This delicious Instant Pot Zuppa Toscana is the ultimate comfort food. It's loaded with potatoes, sausage, onion, garlic, kale, and a touch of cream. It is both incredibly tasty and filling.
Heat the Instant Pot on saute mode. When the indicator says “hot”, add the olive oil, sausage, onion, and bacon. Stir and saute until sausage is lightly browned, about 5 minutes. Add the Italian seasoning and garlic and cook for 30 seconds. Turn off saute mode. Drain any excess fat.
Add in the potatoes, broth, salt, and pepper. Deglaze the bottom of the pot. Place the lid on and set the vent to sealing (if necessary for your model). Pressure cook on high for 5 minutes and allow a natural pressure release for 5 minutes. Release remaining pressure and carefully open the lid.
Stir in the kale. Once wilted (1-2 minutes), add the butter and cream. Once the butter is melted, season to taste with additional salt if necessary, and serve.
Notes
The Olive Garden version doesn’t include bacon, but I think it’s integral. You don’t have to add it.

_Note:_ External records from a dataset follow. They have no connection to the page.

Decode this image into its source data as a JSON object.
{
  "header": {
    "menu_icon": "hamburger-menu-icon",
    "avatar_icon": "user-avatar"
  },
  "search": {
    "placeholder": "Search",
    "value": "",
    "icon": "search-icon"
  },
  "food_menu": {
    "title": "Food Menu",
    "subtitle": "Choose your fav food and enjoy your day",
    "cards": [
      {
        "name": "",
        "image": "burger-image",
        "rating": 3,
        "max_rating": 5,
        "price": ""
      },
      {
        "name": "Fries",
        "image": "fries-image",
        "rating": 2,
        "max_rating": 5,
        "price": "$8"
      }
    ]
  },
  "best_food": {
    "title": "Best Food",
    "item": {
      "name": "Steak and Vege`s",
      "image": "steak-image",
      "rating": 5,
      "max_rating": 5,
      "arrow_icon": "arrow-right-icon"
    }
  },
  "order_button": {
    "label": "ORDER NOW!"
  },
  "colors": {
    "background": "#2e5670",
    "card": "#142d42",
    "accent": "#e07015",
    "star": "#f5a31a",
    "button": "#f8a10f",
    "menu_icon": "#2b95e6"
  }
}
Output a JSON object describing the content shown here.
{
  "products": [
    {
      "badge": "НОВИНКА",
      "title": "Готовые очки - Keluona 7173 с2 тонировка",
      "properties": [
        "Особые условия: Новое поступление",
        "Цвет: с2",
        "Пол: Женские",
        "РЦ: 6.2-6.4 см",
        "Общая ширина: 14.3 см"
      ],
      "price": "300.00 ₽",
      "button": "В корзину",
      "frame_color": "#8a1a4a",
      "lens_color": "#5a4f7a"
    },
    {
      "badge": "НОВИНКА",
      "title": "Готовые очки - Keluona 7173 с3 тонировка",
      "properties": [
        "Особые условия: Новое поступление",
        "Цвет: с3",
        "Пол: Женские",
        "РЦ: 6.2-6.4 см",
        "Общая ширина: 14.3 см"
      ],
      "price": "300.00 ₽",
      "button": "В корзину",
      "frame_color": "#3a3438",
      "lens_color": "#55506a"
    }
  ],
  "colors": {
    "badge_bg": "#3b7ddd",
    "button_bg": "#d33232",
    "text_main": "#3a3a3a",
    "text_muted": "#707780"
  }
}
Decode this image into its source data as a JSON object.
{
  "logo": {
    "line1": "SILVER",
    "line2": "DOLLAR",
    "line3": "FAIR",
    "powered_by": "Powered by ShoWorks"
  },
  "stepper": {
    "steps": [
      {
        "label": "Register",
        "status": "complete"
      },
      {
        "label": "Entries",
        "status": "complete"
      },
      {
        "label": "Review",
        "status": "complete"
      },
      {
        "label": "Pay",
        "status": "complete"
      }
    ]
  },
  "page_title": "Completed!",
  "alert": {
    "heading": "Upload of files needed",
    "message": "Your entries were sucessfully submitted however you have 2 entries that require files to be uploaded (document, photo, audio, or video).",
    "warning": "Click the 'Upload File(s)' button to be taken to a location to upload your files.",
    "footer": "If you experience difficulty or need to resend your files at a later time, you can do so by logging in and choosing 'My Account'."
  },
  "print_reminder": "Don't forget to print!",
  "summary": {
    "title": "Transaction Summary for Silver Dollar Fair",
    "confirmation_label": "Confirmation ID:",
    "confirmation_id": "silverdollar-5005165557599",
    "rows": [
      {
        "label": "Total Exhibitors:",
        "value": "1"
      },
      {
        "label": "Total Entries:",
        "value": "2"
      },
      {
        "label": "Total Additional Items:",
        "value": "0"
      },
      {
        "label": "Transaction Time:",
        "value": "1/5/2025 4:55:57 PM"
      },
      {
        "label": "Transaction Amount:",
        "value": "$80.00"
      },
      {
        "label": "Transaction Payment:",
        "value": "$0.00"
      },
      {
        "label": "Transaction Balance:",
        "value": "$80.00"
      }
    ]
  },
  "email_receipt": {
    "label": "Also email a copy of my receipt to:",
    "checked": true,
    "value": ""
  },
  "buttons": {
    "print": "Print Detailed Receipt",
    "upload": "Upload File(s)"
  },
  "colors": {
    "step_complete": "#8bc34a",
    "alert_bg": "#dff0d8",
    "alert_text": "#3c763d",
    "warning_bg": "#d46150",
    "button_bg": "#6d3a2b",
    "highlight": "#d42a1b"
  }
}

Use mild sausage if you don’t like spicy food, but it really doesn’t add a lot of heat.
Russet potatoes are great for this recipe because they don’t hold their shape perfectly, which helps to thicken the soup. There’s no need to peel the potatoes, but be sure to scrub the skins well.
You can double the recipe for the 8-quart Instant Pot or half it for the 3-quart Instant Pot, if you want.